In dieser Weise vorzugehen, sei auch hinsichtlich der biobasierten Industrie gefragt: „Wir müssen die Biomasse kaskadisch verwerten, also stofflich wie auch energetisch.“ Und dafür müsse es auch entsprechende Anreize sowie klare rechtliche und regulatorische Rahmenbedingungen geben. Die seinerzeitigen Beimischungsregeln für Biosprit seien „eher verwirrend“ gewesen. Schließlich gelte es, eine Weltbevölkerung von rund 7,6 Milliarden Menschen zu versorgen. „Das geht nur ressourcenschonend. Wir müssen mit wirklich nachhaltigen Rohstoffen arbeiten.
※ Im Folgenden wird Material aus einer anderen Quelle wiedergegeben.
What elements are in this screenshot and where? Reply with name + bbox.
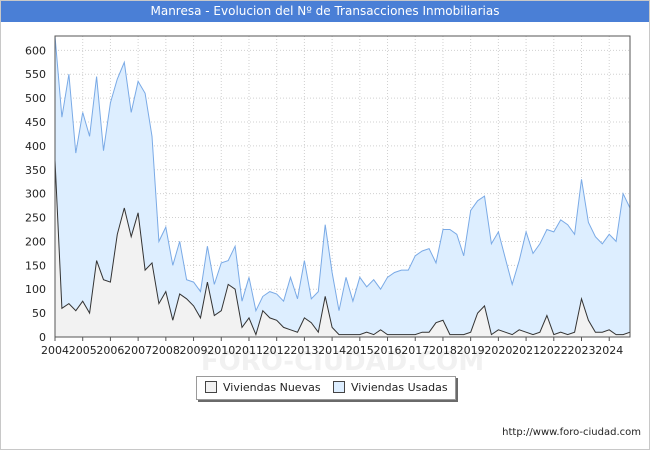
x-tick-label: 2010 (207, 344, 235, 357)
x-tick-label: 2017 (401, 344, 429, 357)
x-tick-label: 2008 (152, 344, 180, 357)
y-tick-label: 350 (25, 164, 46, 177)
x-tick-label: 2024 (595, 344, 623, 357)
y-tick-label: 600 (25, 44, 46, 57)
y-tick-label: 0 (39, 331, 46, 344)
x-tick-label: 2022 (540, 344, 568, 357)
x-tick-label: 2006 (96, 344, 124, 357)
y-tick-label: 150 (25, 259, 46, 272)
legend-item-nuevas: Viviendas Nuevas (205, 381, 321, 395)
legend: Viviendas Nuevas Viviendas Usadas (196, 376, 456, 400)
x-tick-label: 2009 (180, 344, 208, 357)
x-tick-label: 2015 (346, 344, 374, 357)
x-tick-label: 2007 (124, 344, 152, 357)
y-tick-label: 200 (25, 235, 46, 248)
x-tick-label: 2016 (374, 344, 402, 357)
legend-item-usadas: Viviendas Usadas (333, 381, 448, 395)
legend-label-usadas: Viviendas Usadas (351, 381, 448, 394)
footer-url[interactable]: http://www.foro-ciudad.com (502, 427, 641, 438)
y-tick-label: 400 (25, 140, 46, 153)
x-tick-label: 2012 (263, 344, 291, 357)
x-tick-label: 2020 (484, 344, 512, 357)
x-tick-label: 2005 (69, 344, 97, 357)
y-tick-label: 250 (25, 212, 46, 225)
y-tick-label: 500 (25, 92, 46, 105)
x-tick-label: 2021 (512, 344, 540, 357)
x-tick-label: 2011 (235, 344, 263, 357)
x-tick-label: 2018 (429, 344, 457, 357)
x-tick-label: 2013 (290, 344, 318, 357)
y-tick-label: 450 (25, 116, 46, 129)
y-tick-label: 100 (25, 283, 46, 296)
y-tick-label: 300 (25, 188, 46, 201)
legend-swatch-nuevas (205, 381, 217, 393)
x-tick-label: 2019 (457, 344, 485, 357)
legend-label-nuevas: Viviendas Nuevas (223, 381, 321, 394)
legend-swatch-usadas (333, 381, 345, 393)
x-tick-label: 2014 (318, 344, 346, 357)
x-tick-label: 2004 (41, 344, 69, 357)
y-tick-label: 50 (32, 307, 46, 320)
y-tick-label: 550 (25, 68, 46, 81)
x-tick-label: 2023 (568, 344, 596, 357)
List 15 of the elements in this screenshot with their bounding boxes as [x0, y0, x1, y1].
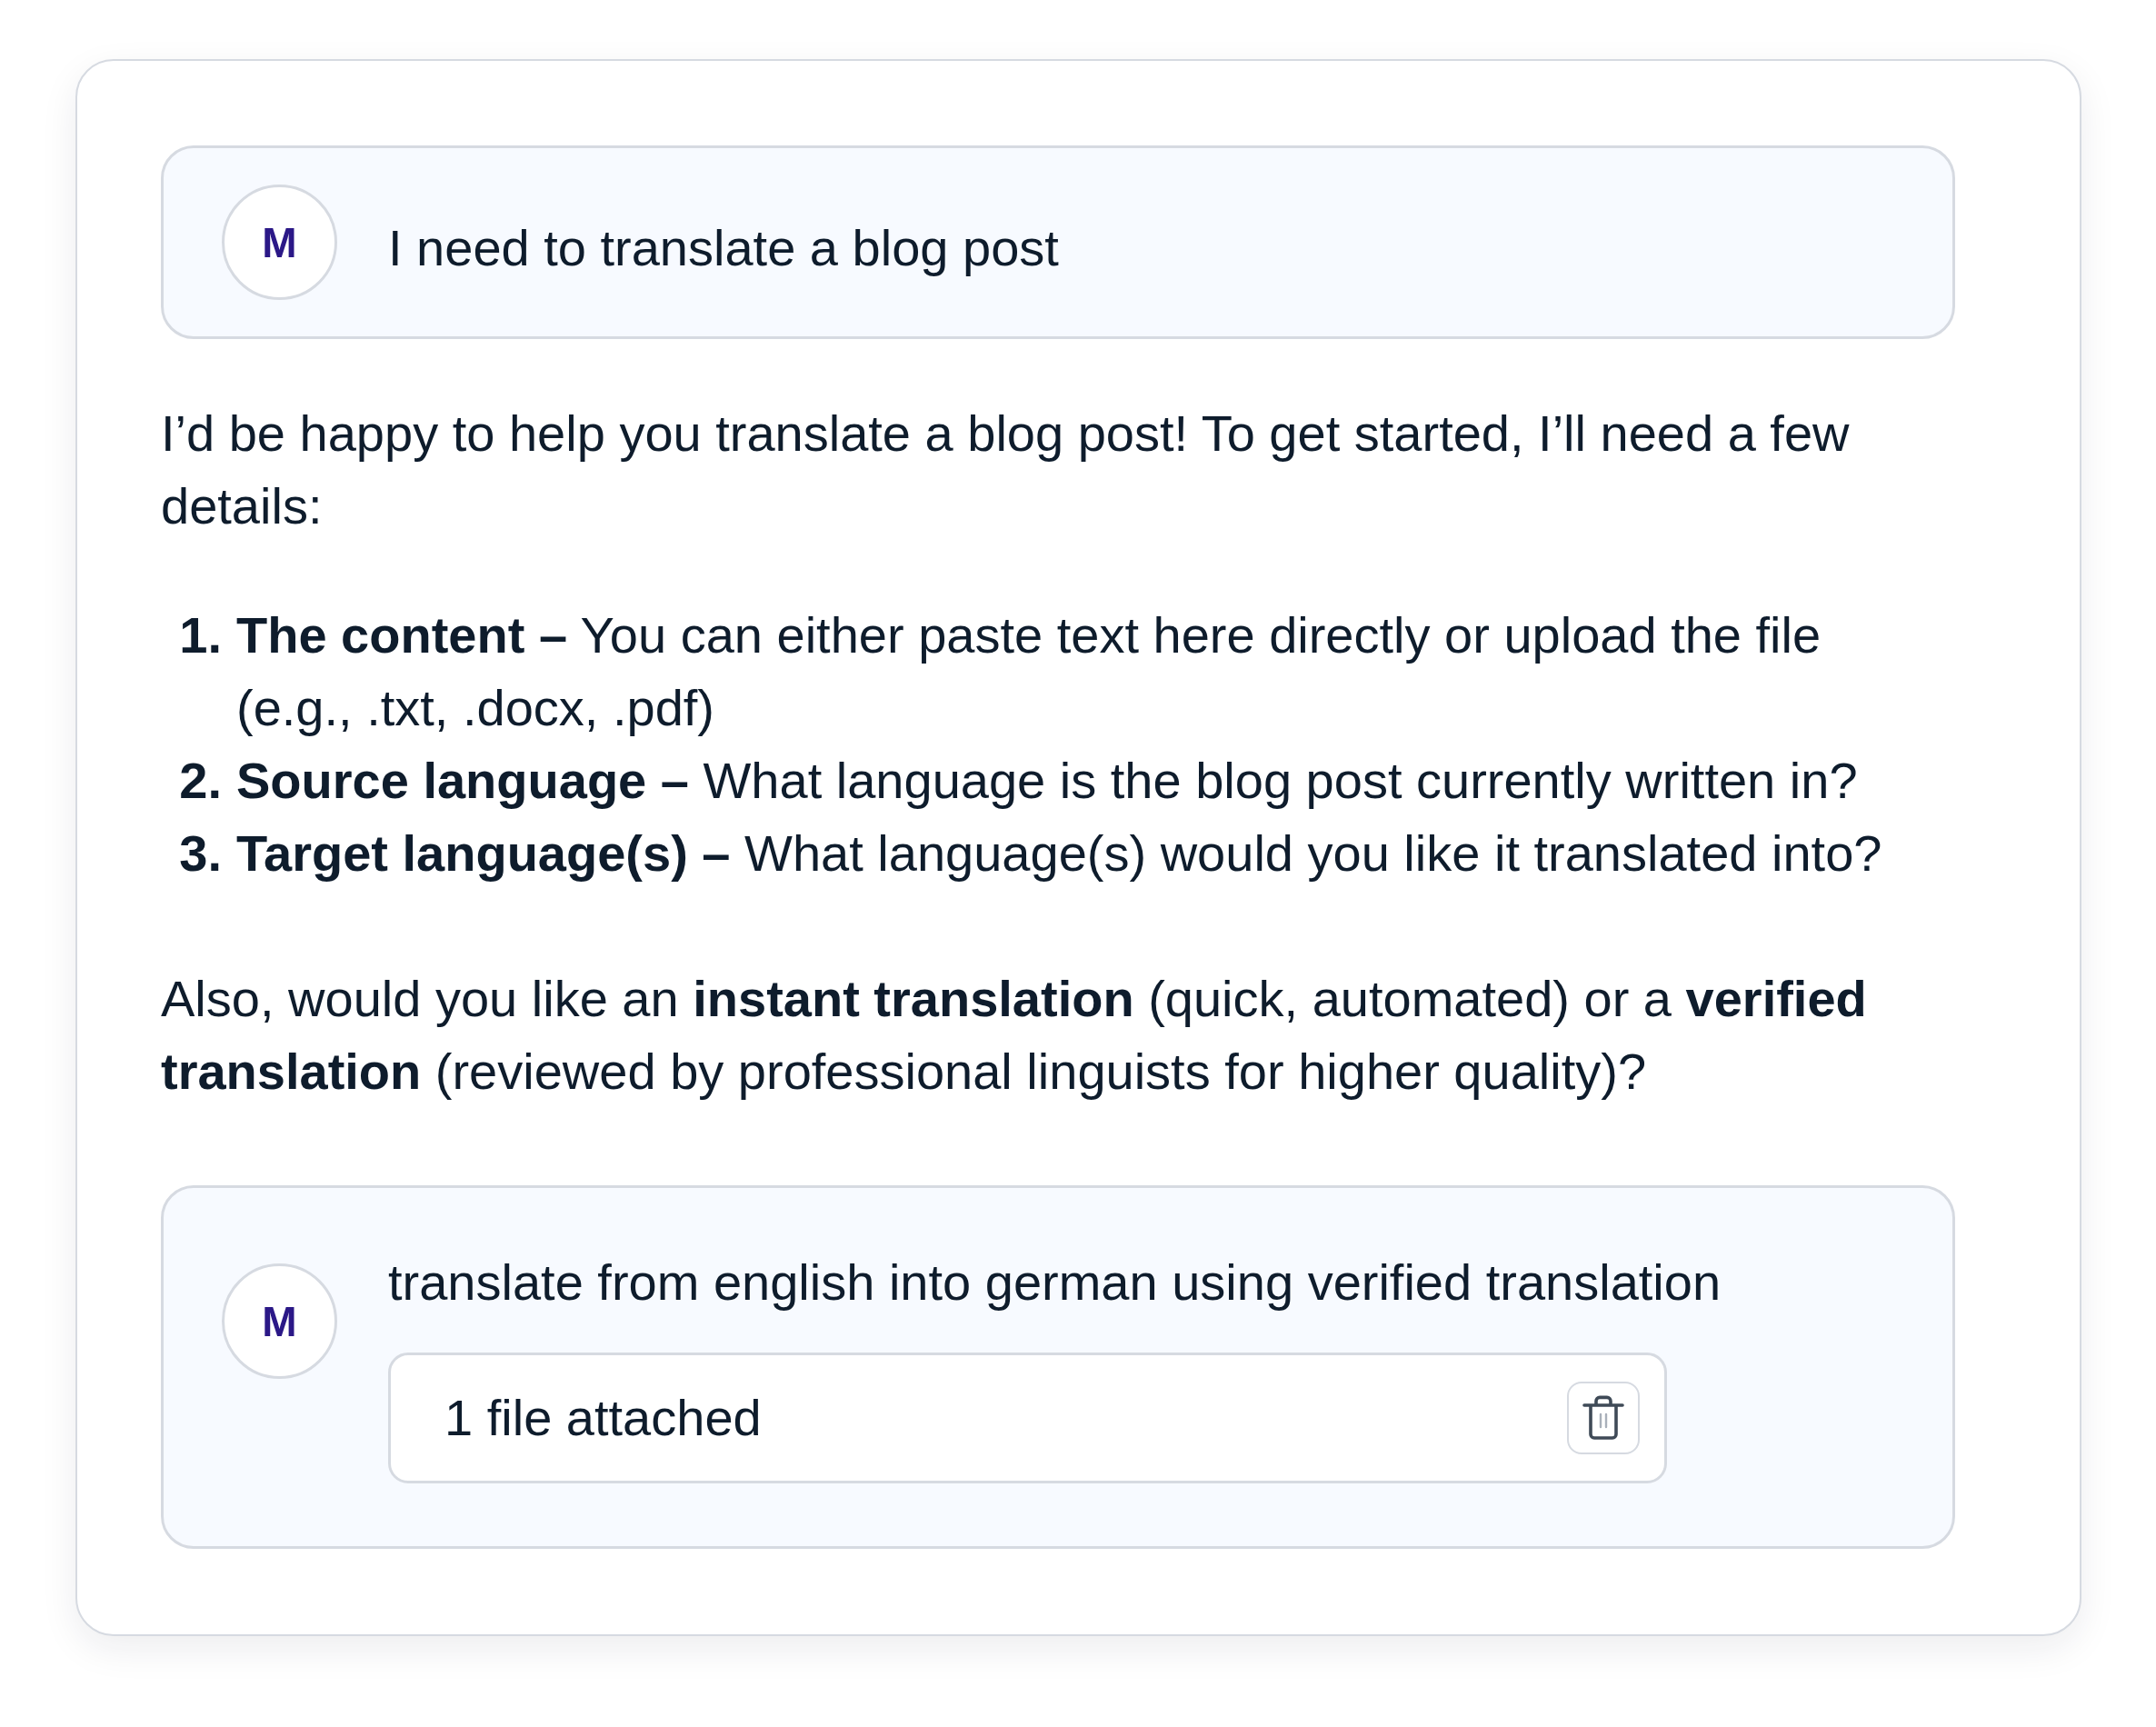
attachment-label: 1 file attached — [444, 1388, 762, 1448]
list-number: 2. — [178, 751, 222, 811]
trash-icon — [1582, 1395, 1624, 1441]
list-item-text: Target language(s) – What language(s) would you like it translated into? — [236, 824, 1883, 883]
message-text: I need to translate a blog post — [388, 217, 1060, 278]
assistant-paragraph: Also, would you like an instant translation (quick, automated) or a verified translation (reviewed by professional linguists for higher quality)? — [161, 969, 1868, 1102]
message-text: translate from english into german using verified translation — [388, 1253, 1722, 1313]
user-avatar: M — [222, 185, 337, 300]
delete-button[interactable] — [1567, 1382, 1640, 1454]
user-avatar: M — [222, 1263, 337, 1379]
assistant-paragraph: I’d be happy to help you translate a blog post! To get started, I’ll need a few details: — [161, 404, 1851, 536]
list-number: 3. — [178, 824, 222, 883]
list-number: 1. — [178, 605, 222, 665]
list-item-text: The content – You can either paste text here directly or upload the file (e.g., .txt, .docx, .pdf) — [236, 605, 1822, 738]
list-item-text: Source language – What language is the blog post currently written in? — [236, 751, 1859, 811]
Nur dann gehen wir einer guten Zukunft entgegen“, betonte Culik.

 

Klein ist fein

 

Wie die Angelegenheit seiner Meinung nach funktionieren könnte, schilderte Johan Sanders von der Universität Wageningen in Holland. Sollten ab 2050 auch nur 30 Prozent der voraussichtlich benötigten fossilen Rohstoffe durch biobasierte Substanzen ersetzt werden, würden von den letzteren nicht weniger als 20 Milliarden Tonnen gebraucht. Davon entfielen rund vier bis fünf Millarden Tonnen für Nahrungs- und Futtermittel, zwei Milliarden Tonnen auf Holzwerkstoffe, Papier und Textilien sowie vier Milliarden Tonnen auf Brennholz. Das funktioniere nur mit radikalen Effizienzverbesserungen bei der Bereitstellung wie auch bei der Verwendung: „Wir müssen alle Biomassebestandteile nutzen, und zwar die richtigen Komponenten für die richtigen Zwecke.“ Und es sei natürlich darauf zu achten, die Fertilität des Bodens zu erhalten. Ein durchschnittlicher Erwachsener in der EU verzehre heute Nahrungsmittel mit einem Energiegehalt von rund 2.000 Kalorien pro Tag. Der Energieaufwand, um diese zu erzeugen, sei aber etwa 20 Mal so hoch. „Könnten wir ihn um den Faktor 2 senken, hätten wir genug Energie, um alle Autos in der EU mit Biosprit zu betreiben“, rechnete Sanders vor.

 

Er plädierte dafür, biochemische Produktionsanlagen eher klein auszulegen, statt Großfabriken zu errichten. Das ermögliche eine sichere Erzeugung auch der Basischemikalien zu niedrigeren Kosten als derzeit. Ferner verringere sich die Abhängigkeit von der Infrastruktur großer Anlagen - nicht zuletzt wegen niedrigerer Transportkosten. Eine These, die indessen nicht bei allen Teilnehmern auf uneingeschränkte Zustimmung stieß. „Wenn wir nach 200 Jahren Industrialisierung draufkommen, dass die Economies of Scale doch nicht funktionieren, dann kann etwas nicht stimmen“, so das Geraune in der Kaffeepause.